Fax the way (aha, aha) I like it

At the beginning of January, a story went around the news websites about a recreation of Ceefax. Nathan Dane, a broadcasting enthusiast and hero, has painstakingly recreated the erstwhile information service, using code that scrapes content from the BBC website and translates it into authentic, up-to-date teletext pages.

For the uninitiated, Ceefax was a teletext service, consisting of pages of information broadcast in the hidden parts of the TV signal on BBC1 and BBC2. A decoder in the TV set could convert this data into text and chunky graphics, selected by entering a three-digit page number on your TV remote.

NMS Ceefax page displaying a news story in teletext form: "Thousands of homes without power as Storm Corrie hits"

If you want to view Ceefax redux, a web teletext viewer will render the pages in all their 7-colour, 40×25 text resolution glory. For the truly dedicated, it’s possible to connect a Raspberry Pi to your TV and generate a teletext signal, allowing you to view the service as God intended.

Even the old colour-coded weather maps have been brought back to life, as have the sport pages which were used by so many people to follow their team, back in the day.
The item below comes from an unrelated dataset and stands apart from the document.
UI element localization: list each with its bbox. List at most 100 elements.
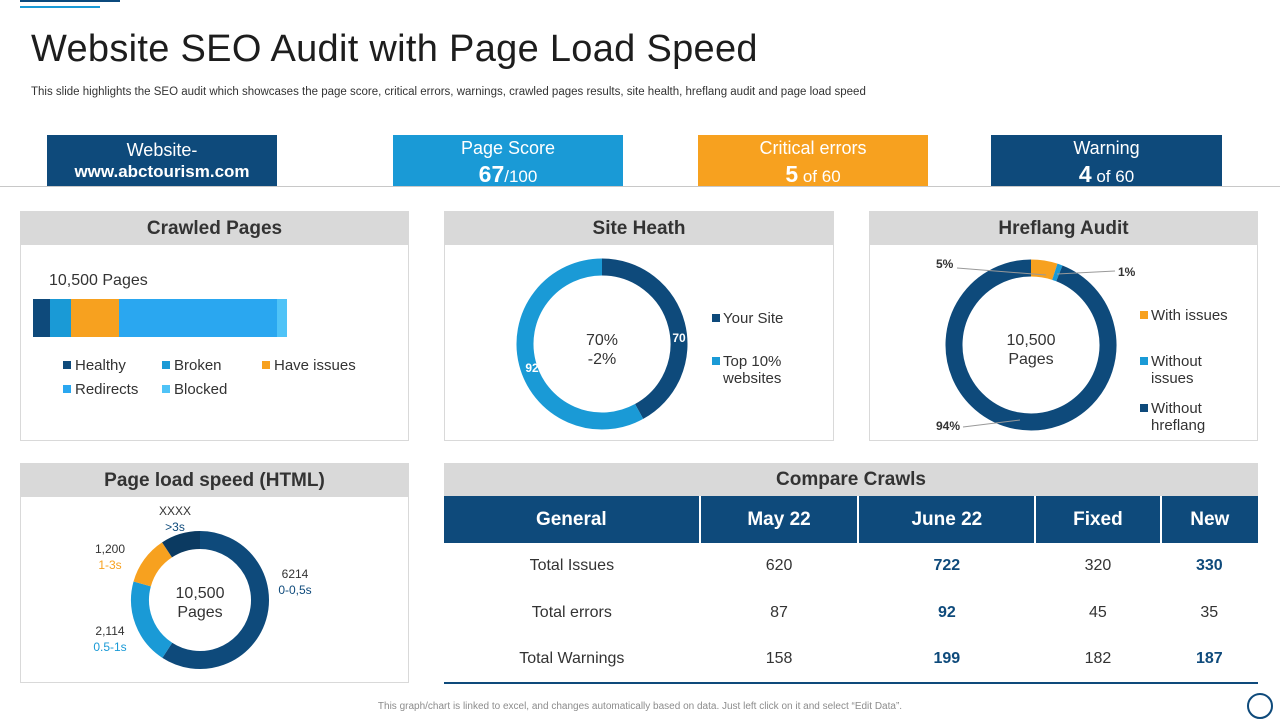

Ceefax page showing a map of the UK, colour coded to show different weather for different areas

Ceefax page showing the Premier League table

I was already aware of this service, but to see it getting so much positive attention was a joy for me. As a nerdy kid growing up in the late 80s and early 90s, I was fascinated by teletext. I could happily spend an hour or more paging through the various services. Ceefax, and its ITV counterpart Oracle, both contained a mine of information and entertainment to while away a boring Sunday afternoon.
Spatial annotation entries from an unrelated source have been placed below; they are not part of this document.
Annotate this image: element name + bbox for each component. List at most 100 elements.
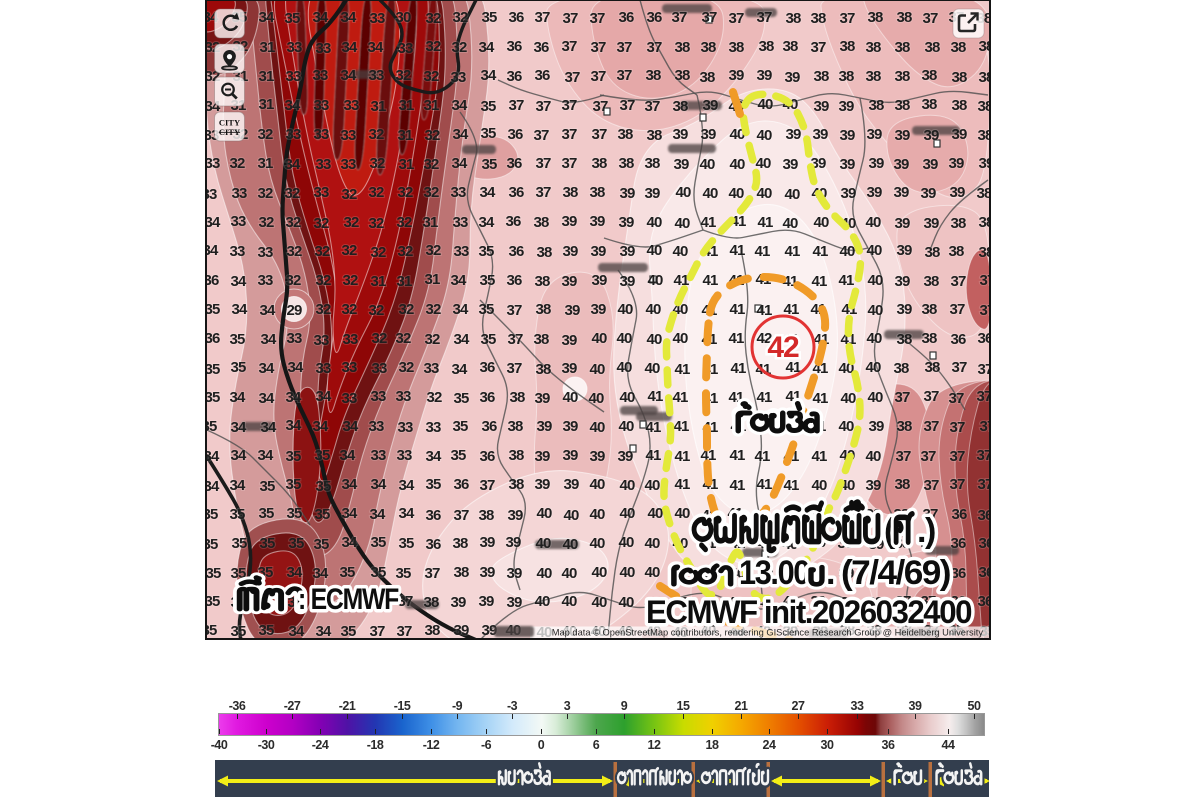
svg-text:40: 40 [646, 331, 662, 348]
svg-text:33: 33 [395, 388, 411, 405]
svg-text:33: 33 [340, 156, 356, 173]
svg-text:39: 39 [561, 273, 577, 290]
svg-text:37: 37 [535, 98, 551, 115]
svg-text:40: 40 [619, 564, 635, 581]
svg-text:32: 32 [425, 242, 441, 259]
svg-text:38: 38 [896, 331, 912, 348]
svg-text:35: 35 [395, 565, 411, 582]
svg-text:37: 37 [590, 39, 606, 56]
svg-text:35: 35 [452, 418, 468, 435]
svg-text:33: 33 [315, 40, 331, 57]
svg-text:36: 36 [506, 155, 522, 172]
svg-text:37: 37 [923, 418, 939, 435]
svg-text:34: 34 [285, 389, 302, 406]
svg-text:31: 31 [422, 214, 438, 231]
svg-text:32: 32 [395, 67, 411, 84]
svg-text:39: 39 [923, 215, 939, 232]
svg-text:32: 32 [229, 155, 245, 172]
svg-text:40: 40 [617, 301, 633, 318]
svg-text:39: 39 [702, 97, 718, 114]
svg-text:37: 37 [562, 10, 578, 27]
svg-text:37: 37 [535, 155, 551, 172]
svg-text:34: 34 [450, 272, 467, 289]
svg-text:33: 33 [397, 40, 413, 57]
svg-text:40: 40 [757, 564, 773, 581]
svg-text:39: 39 [893, 156, 909, 173]
svg-text:38: 38 [452, 535, 468, 552]
svg-text:35: 35 [231, 535, 247, 552]
svg-text:34: 34 [207, 448, 220, 465]
svg-text:40: 40 [867, 272, 883, 289]
svg-text:38: 38 [924, 359, 940, 376]
svg-text:38: 38 [424, 622, 440, 638]
svg-text:36: 36 [977, 330, 989, 347]
svg-text:40: 40 [782, 593, 798, 610]
svg-text:41: 41 [840, 331, 856, 348]
svg-text:38: 38 [785, 10, 801, 27]
svg-text:39: 39 [505, 534, 521, 551]
svg-text:38: 38 [533, 214, 549, 231]
svg-text:36: 36 [207, 330, 220, 347]
svg-text:40: 40 [589, 361, 605, 378]
svg-text:31: 31 [258, 68, 274, 85]
svg-text:37: 37 [506, 302, 522, 319]
svg-text:40: 40 [782, 215, 798, 232]
svg-text:39: 39 [591, 272, 607, 289]
svg-text:39: 39 [868, 564, 884, 581]
svg-text:41: 41 [783, 301, 799, 318]
svg-text:31: 31 [370, 273, 386, 290]
svg-text:34: 34 [340, 9, 357, 26]
svg-text:35: 35 [481, 9, 497, 26]
svg-text:36: 36 [481, 418, 497, 435]
svg-text:34: 34 [230, 273, 247, 290]
svg-text:41: 41 [754, 448, 770, 465]
svg-text:36: 36 [950, 331, 966, 348]
svg-text:36: 36 [506, 272, 522, 289]
svg-text:41: 41 [700, 447, 716, 464]
svg-text:33: 33 [343, 97, 359, 114]
svg-text:32: 32 [371, 330, 387, 347]
svg-text:33: 33 [231, 185, 247, 202]
svg-text:38: 38 [896, 9, 912, 26]
svg-text:38: 38 [782, 38, 798, 55]
svg-text:35: 35 [207, 301, 220, 318]
svg-text:35: 35 [315, 478, 331, 495]
svg-text:38: 38 [562, 184, 578, 201]
svg-text:39: 39 [673, 156, 689, 173]
svg-text:38: 38 [534, 273, 550, 290]
svg-text:35: 35 [480, 125, 496, 142]
svg-text:37: 37 [508, 97, 524, 114]
svg-text:39: 39 [479, 564, 495, 581]
svg-text:31: 31 [396, 273, 412, 290]
svg-text:32: 32 [425, 38, 441, 55]
svg-text:40: 40 [644, 564, 660, 581]
svg-text:38: 38 [896, 418, 912, 435]
svg-text:35: 35 [480, 98, 496, 115]
svg-text:34: 34 [258, 390, 275, 407]
svg-text:39: 39 [923, 127, 939, 144]
svg-text:40: 40 [589, 476, 605, 493]
svg-text:38: 38 [813, 68, 829, 85]
svg-text:35: 35 [340, 623, 356, 638]
svg-text:36: 36 [479, 448, 495, 465]
svg-text:33: 33 [371, 360, 387, 377]
svg-text:38: 38 [839, 38, 855, 55]
svg-text:32: 32 [257, 185, 273, 202]
svg-text:39: 39 [839, 127, 855, 144]
svg-text:39: 39 [893, 184, 909, 201]
svg-text:38: 38 [977, 98, 989, 115]
svg-text:38: 38 [865, 68, 881, 85]
svg-text:38: 38 [423, 594, 439, 611]
svg-text:33: 33 [370, 388, 386, 405]
svg-text:38: 38 [894, 476, 910, 493]
svg-text:34: 34 [207, 242, 219, 259]
svg-text:35: 35 [207, 565, 221, 582]
svg-text:37: 37 [922, 10, 938, 27]
svg-text:37: 37 [564, 69, 580, 86]
svg-text:32: 32 [395, 330, 411, 347]
svg-text:39: 39 [589, 448, 605, 465]
svg-text:32: 32 [423, 156, 439, 173]
svg-text:36: 36 [506, 38, 522, 55]
svg-text:35: 35 [479, 272, 495, 289]
svg-text:.): .) [917, 512, 935, 550]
Sadly, Ceefax and its contemporaries did not survive into the digital age. Unlike many other countries, the UK broadcasters took the decision to phase out teletext on their digital services, and by the end of the noughties, there were very few traditional teletext services left. Ceefax was one of the survivors, finally dying when the last analogue TV signals were turned off in October 2012. Although teletext soldiers on in many parts of Europe, in the UK it is now the preserve of enthusiasts, such as those who run the Teefax teletext service.
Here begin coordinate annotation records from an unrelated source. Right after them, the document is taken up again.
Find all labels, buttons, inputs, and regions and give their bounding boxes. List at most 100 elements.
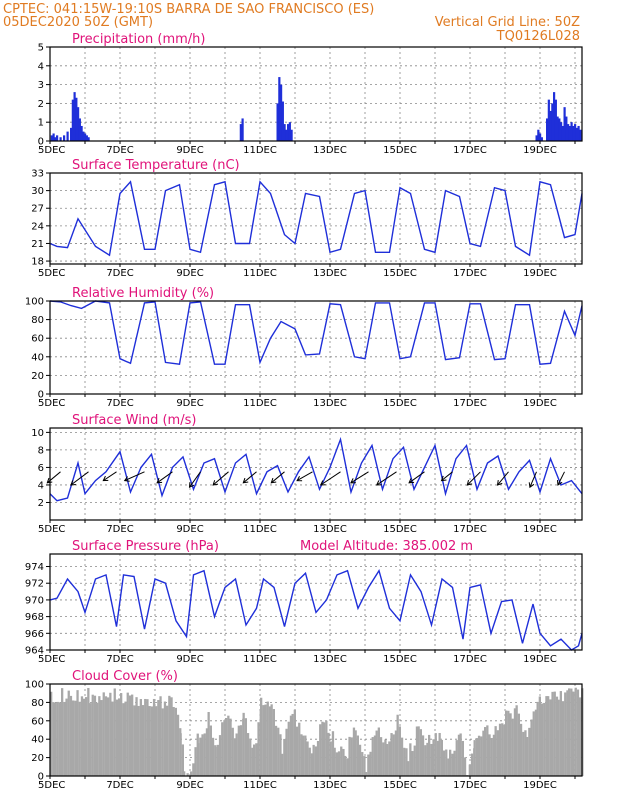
x-tick-label: 5DEC xyxy=(38,654,65,665)
cloud-bar xyxy=(168,696,170,776)
cloud-bar xyxy=(533,711,535,776)
x-tick-label: 19DEC xyxy=(523,524,557,535)
cloud-bar xyxy=(355,730,357,776)
wind-vector xyxy=(351,472,369,483)
wind-vector xyxy=(157,472,172,483)
cloud-bar xyxy=(495,726,497,776)
cloud-bar xyxy=(199,738,201,776)
cloud-bar xyxy=(146,699,148,776)
cloud-bar xyxy=(575,688,577,776)
cloud-bar xyxy=(369,752,371,776)
cloud-bar xyxy=(127,693,129,776)
cloud-bar xyxy=(153,699,155,776)
cloud-bar xyxy=(386,744,388,776)
precip-bar xyxy=(63,135,65,141)
x-tick-label: 19DEC xyxy=(523,398,557,409)
cloud-bar xyxy=(407,761,409,776)
cloud-bar xyxy=(315,746,317,776)
x-tick-label: 15DEC xyxy=(383,268,417,279)
cloud-bar xyxy=(54,703,56,776)
cloud-bar xyxy=(253,745,255,776)
x-tick-label: 7DEC xyxy=(106,524,133,535)
cloud-bar xyxy=(551,692,553,776)
cloud-bar xyxy=(140,699,142,776)
cloud-bar xyxy=(439,733,441,776)
panel-title: Precipitation (mm/h) xyxy=(72,32,205,47)
cloud-bar xyxy=(292,714,294,776)
x-tick-label: 13DEC xyxy=(313,654,347,665)
cloud-bar xyxy=(422,735,424,776)
cloud-bar xyxy=(530,719,532,776)
x-tick-label: 7DEC xyxy=(106,268,133,279)
cloud-bar xyxy=(562,701,564,776)
cloud-bar xyxy=(170,697,172,776)
cloud-bar xyxy=(68,691,70,776)
y-tick-label: 974 xyxy=(25,562,44,573)
cloud-bar xyxy=(478,736,480,776)
cloud-bar xyxy=(518,714,520,776)
x-tick-label: 11DEC xyxy=(243,654,277,665)
cloud-bar xyxy=(522,732,524,776)
cloud-bar xyxy=(85,697,87,776)
wind-vector xyxy=(321,472,341,485)
cloud-bar xyxy=(57,702,59,776)
y-tick-label: 1 xyxy=(38,118,44,129)
x-tick-label: 5DEC xyxy=(38,524,65,535)
y-tick-label: 6 xyxy=(38,463,44,474)
cloud-bar xyxy=(105,696,107,776)
cloud-bar xyxy=(539,696,541,776)
x-tick-label: 19DEC xyxy=(523,654,557,665)
cloud-bar xyxy=(65,699,67,776)
cloud-bar xyxy=(201,734,203,776)
y-tick-label: 18 xyxy=(31,257,44,268)
cloud-bar xyxy=(505,711,507,776)
cloud-bar xyxy=(227,716,229,776)
cloud-bar xyxy=(338,751,340,776)
cloud-bar xyxy=(378,727,380,776)
wind-vector xyxy=(213,472,228,485)
cloud-bar xyxy=(516,705,518,776)
cloud-bar xyxy=(114,688,116,776)
cloud-bar xyxy=(120,693,122,776)
y-tick-label: 966 xyxy=(25,629,44,640)
cloud-bar xyxy=(249,739,251,776)
cloud-bar xyxy=(238,726,240,776)
cloud-bar xyxy=(372,737,374,776)
cloud-bar xyxy=(277,728,279,776)
cloud-bar xyxy=(476,738,478,776)
header-model: TQ0126L028 xyxy=(496,29,580,44)
x-tick-label: 15DEC xyxy=(383,654,417,665)
cloud-bar xyxy=(194,747,196,776)
x-tick-label: 5DEC xyxy=(38,398,65,409)
cloud-bar xyxy=(512,719,514,776)
x-tick-label: 19DEC xyxy=(523,268,557,279)
x-tick-label: 9DEC xyxy=(176,654,203,665)
cloud-bar xyxy=(243,713,245,776)
y-tick-label: 100 xyxy=(25,680,44,691)
panel-frame xyxy=(50,47,582,141)
cloud-bar xyxy=(348,737,350,776)
y-tick-label: 20 xyxy=(31,753,44,764)
cloud-bar xyxy=(570,689,572,776)
header-date: 05DEC2020 50Z (GMT) xyxy=(3,15,153,30)
cloud-bar xyxy=(197,743,199,776)
y-tick-label: 60 xyxy=(31,716,44,727)
x-tick-label: 13DEC xyxy=(313,780,347,791)
cloud-bar xyxy=(330,741,332,776)
cloud-bar xyxy=(175,708,177,776)
cloud-bar xyxy=(443,751,445,776)
cloud-bar xyxy=(204,733,206,776)
x-tick-label: 9DEC xyxy=(176,398,203,409)
cloud-bar xyxy=(520,724,522,776)
cloud-bar xyxy=(262,705,264,776)
cloud-bar xyxy=(173,707,175,776)
cloud-bar xyxy=(183,771,185,776)
cloud-bar xyxy=(537,702,539,776)
cloud-bar xyxy=(267,702,269,776)
cloud-bar xyxy=(273,709,275,776)
x-tick-label: 17DEC xyxy=(453,268,487,279)
panel-title: Surface Temperature (nC) xyxy=(72,158,240,173)
y-tick-label: 24 xyxy=(31,221,44,232)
Index page of Teefax, the amateur teletext service

The world moves on, of course, and it’s hard to deny that teletext, based on a technology first developed in 1974, looks somewhat dated today. But look past the blocky graphics and there is something there beyond simple nostalgia.

A Ceefax news page typically consisted of a headline and four paragraphs of text – usually less than 200 words in total. To get the gist of a story across in that length was a real art form, one that Ceefax’s journalists mastered with style. The enforced word limit became a selling point for the service: you could call up Ceefax, read the main news articles quickly, and be well-informed on the main points of the day’s news within minutes.

That brevity and accuracy is not always present on the websites which we were told were “better” than teletext. It’s hard not to feel the loss of Ceefax sometimes when I’m browsing for news on the web – clicking through an interminable Buzzfeed listicle; scrolling past sponsored links with titles like “proctologists don’t want you to know this secret!”; or trying to find relevant news on the Liverpool Echo website among 50 articles about contestants taking the low offer on The Chase.

In an era of clickbait and misinformation, maybe we should all be a little more Ceefax.